5. Learn to compromise.
- Be open minded and stay open to new ideas, even if you’re repeating a project that you’ve done before. Different perspectives are a bonus, not a challenge to your authority.
- Put feedback channels in place and be a good listener.
- Don’t just send out a survey, conduct one-on-one conversations.
- Check in periodically with everyone. Even if you tell people you’re always open to suggestions, folks won’t always come forward unless prompted.
- Always be considerate and respectful when responding. Think carefully on what should or should not be a public response.
- People have different levels of sensitivity. Some people might see even the slightest negative amplified if said in front of others.
- Peer recognition is important to people, but public shaming is horrible.
- Be ready to compromise. Even if you have a clear plan in your head, you can almost always find a way to incorporate other’s suggestions.
- If one person is running the show, that’s project management, not collaboration.
6. Leverage collaboration tools.
WebEx hybrid work research showed employees want better tech at work and at home:
- 94% of employees want tools to improve their meeting experience at home
- 96% need intelligent workplace tech to improve work environments
A Gartner Survey shows nearly 80% of workers are using collaboration tools for work in 2021
- Make sure everyone has access to any apps you’re using – MS Teams, Slack, etc.
- Get them webcams, faster internet, VPNs, etc. – whatever they need to collaborate.
- Get them training on these platforms.
In a study by Knoll, they found “employees increasingly desire social connection and engagement as part of their collaborative experience.” Collaboration apps can help.
- Make sure everyone uses cameras on all meetings – it really makes a difference.
- Make time for socializing in every interaction (can be brief).
- Build in some fun and some “getting to know you” activities .
7. Celebrate success.
- Employee recognition is a huge motivator.
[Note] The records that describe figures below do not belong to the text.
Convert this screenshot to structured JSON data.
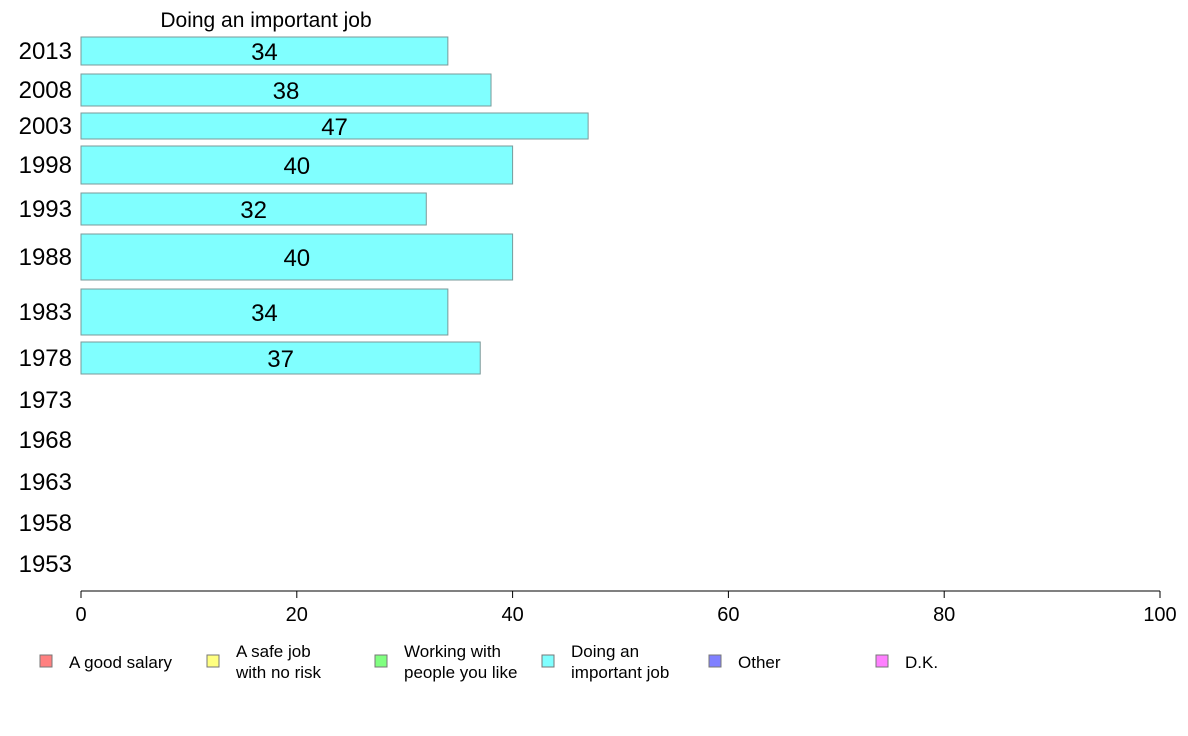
{
  "chart_data": {
    "type": "bar",
    "orientation": "horizontal",
    "title": "Doing an important job",
    "categories": [
      "2013",
      "2008",
      "2003",
      "1998",
      "1993",
      "1988",
      "1983",
      "1978",
      "1973",
      "1968",
      "1963",
      "1958",
      "1953"
    ],
    "values": [
      34,
      38,
      47,
      40,
      32,
      40,
      34,
      37,
      null,
      null,
      null,
      null,
      null
    ],
    "xlim": [
      0,
      100
    ],
    "xticks": [
      "0",
      "20",
      "40",
      "60",
      "80",
      "100"
    ],
    "grid": false,
    "bar_color": "#80ffff",
    "legend_position": "bottom",
    "legend": [
      {
        "lines": [
          "A good salary"
        ],
        "color": "#ff8080"
      },
      {
        "lines": [
          "A safe job",
          "with no risk"
        ],
        "color": "#ffff80"
      },
      {
        "lines": [
          "Working with",
          "people you like"
        ],
        "color": "#80ff80"
      },
      {
        "lines": [
          "Doing an",
          "important job"
        ],
        "color": "#80ffff"
      },
      {
        "lines": [
          "Other"
        ],
        "color": "#8080ff"
      },
      {
        "lines": [
          "D.K."
        ],
        "color": "#ff80ff"
      }
    ]
  }
}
According to surveys:
- 44% of employees switch jobs because of not getting adequate recognition for their efforts.
- 52% of employees want more recognition from their immediate manager.
- Set up a trophy, stars or award system. Gamify it if you can.
- Recognize both individual and team achievements.
- Show real outcomes of achievements, not just that a task was completed.
- Example: Instead of “we moved 120 clients to our new support portal”, show “our customer satisfaction rating has increased by 25% since we’ve moved 120 clients to our new support portal”.